The room buzzed with interest. One buyer inquired about the possibility of deploying it in refugee camps. Another asked about its audio feed specifically for “remote behavioral assessment.”
These people toasted pedophilia over champagne.
I wanted to put a bullet in every one of them.
But I blocked it out. Let it all blur into meaningless noise. Crystal glasses clinking, the low hum of whispered deals struck by people with too much money and not enough soul. I stood with my back to the wall, scanning the crowd. My stance was relaxed, hands clasped in front of me like any good bodyguard. But my eyes never stopped moving. Three exits. Twenty-eight guests. Fourteen guards. Two snipers overhead, trying to blend in. I clocked them the second we walked in.
Decker was working the crowd a few feet away, playing the part of the arms dealer he used to be. He laughed at something the Chinese dealer said after winning the first item, raising his champagne in mock toast.
In that moment, I understood Nolan’s distrust of him. He fit in too well with these people. He was too comfortable in their skin, like he’d never fully shed it himself, like slipping back into this world didn’t cost him a thing.

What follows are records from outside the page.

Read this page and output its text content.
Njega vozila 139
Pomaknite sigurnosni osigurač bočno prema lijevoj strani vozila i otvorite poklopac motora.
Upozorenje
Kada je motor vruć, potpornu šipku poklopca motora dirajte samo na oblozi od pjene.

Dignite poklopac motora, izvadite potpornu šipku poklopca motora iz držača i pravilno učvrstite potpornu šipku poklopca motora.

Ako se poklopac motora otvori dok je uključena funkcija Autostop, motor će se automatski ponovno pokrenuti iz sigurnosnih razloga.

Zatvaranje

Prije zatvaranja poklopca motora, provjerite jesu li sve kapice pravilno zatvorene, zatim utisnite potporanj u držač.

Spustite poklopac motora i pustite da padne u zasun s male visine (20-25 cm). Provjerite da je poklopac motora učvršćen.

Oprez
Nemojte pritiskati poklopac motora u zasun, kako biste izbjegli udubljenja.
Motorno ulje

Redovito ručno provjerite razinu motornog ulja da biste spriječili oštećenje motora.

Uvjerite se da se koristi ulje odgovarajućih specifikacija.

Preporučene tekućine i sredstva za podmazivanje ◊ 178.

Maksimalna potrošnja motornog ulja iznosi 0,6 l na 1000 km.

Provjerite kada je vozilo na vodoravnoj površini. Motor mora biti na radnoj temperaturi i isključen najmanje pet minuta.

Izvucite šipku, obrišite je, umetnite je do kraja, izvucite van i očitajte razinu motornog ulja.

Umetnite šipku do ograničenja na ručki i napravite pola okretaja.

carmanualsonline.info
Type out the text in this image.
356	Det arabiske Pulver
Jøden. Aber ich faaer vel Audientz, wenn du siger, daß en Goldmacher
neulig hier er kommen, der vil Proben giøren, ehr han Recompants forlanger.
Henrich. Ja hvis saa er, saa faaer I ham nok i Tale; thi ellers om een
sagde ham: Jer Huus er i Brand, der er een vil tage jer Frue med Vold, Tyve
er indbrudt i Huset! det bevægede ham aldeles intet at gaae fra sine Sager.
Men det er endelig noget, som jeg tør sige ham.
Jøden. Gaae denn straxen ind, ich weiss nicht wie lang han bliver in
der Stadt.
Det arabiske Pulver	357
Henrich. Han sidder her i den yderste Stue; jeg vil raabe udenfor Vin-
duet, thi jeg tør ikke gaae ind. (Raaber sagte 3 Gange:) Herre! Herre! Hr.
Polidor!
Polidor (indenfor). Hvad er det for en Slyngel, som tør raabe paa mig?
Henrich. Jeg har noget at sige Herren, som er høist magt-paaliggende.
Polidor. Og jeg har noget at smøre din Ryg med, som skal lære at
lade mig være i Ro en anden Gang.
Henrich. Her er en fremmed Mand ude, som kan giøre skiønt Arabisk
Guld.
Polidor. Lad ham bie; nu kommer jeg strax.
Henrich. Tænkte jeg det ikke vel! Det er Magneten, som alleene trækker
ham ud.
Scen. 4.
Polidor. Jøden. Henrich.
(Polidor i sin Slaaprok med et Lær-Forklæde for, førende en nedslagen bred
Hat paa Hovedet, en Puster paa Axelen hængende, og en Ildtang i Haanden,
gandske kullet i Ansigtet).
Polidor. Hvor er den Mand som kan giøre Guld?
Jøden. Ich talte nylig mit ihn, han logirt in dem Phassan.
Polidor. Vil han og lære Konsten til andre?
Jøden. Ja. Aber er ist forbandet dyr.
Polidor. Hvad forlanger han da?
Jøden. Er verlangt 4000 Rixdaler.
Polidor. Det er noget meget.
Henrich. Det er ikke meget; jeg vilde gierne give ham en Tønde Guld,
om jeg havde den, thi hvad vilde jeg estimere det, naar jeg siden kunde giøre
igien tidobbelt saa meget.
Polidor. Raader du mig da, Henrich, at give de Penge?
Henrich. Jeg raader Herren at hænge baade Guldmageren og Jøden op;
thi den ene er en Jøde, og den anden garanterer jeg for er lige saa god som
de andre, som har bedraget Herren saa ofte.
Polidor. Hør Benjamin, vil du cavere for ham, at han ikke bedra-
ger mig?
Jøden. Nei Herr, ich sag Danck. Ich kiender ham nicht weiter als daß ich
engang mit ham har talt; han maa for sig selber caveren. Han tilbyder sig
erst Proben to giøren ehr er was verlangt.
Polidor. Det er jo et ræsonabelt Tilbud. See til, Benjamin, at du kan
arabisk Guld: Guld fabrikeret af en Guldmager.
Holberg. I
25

The next item was a neurostim collar marketed for “enhanced obedience.” Translation: a slave who didn’t know they were enslaved. The interest was explosive, bidding fierce. Even Decker joined in, and he seemed to be enjoying himself a little too much.
I exhaled hard and blocked it out, and my thoughts slipped—like they had so often recently—to Evelyn Phillips and the little girl I’d lived with for two years while embedded in a cult that nearly triggered the apocalypse they were praying for.
Fuck.
Why did that woman continue to haunt me?
It had been a month since the extraction. She should be out of my system by now. She wasn’t even my type. Too quiet. Too broken. Too many complications.
I shouldn’t care. They were part of the job. Just another mission.
But, damn it all to hell, I did care. Too much. I wondered if Evelyn was sleeping through the night, or if she still startled at shadows. If the girl, Emma, still refused to let go of her hand.
I’d put them in that safe house myself. New names, new identities, new lives. No contact. No trace. And still, I couldn’t shake the weight of that promise I’d made to them:You’re safe now.
The bidding reached a fever pitch, pulling me back to the present. Three million for a collar that could turn a human being into a puppet.
I tensed as the room erupted in applause. The buyer—some European aristocrat with old money and older sins—smiled like he’d just acquired a prized thoroughbred. Next to him, his companion, a woman half his age with dead eyes, applauded mechanically.
A sudden prickle of instinct skated along the back of my neck and had me straightening away from the wall, watching the crowd more closely. It was a sense, low and sharp, that something had shifted around me. A gut instinct I’d learned not to question.
I scanned the room again, and realization hit.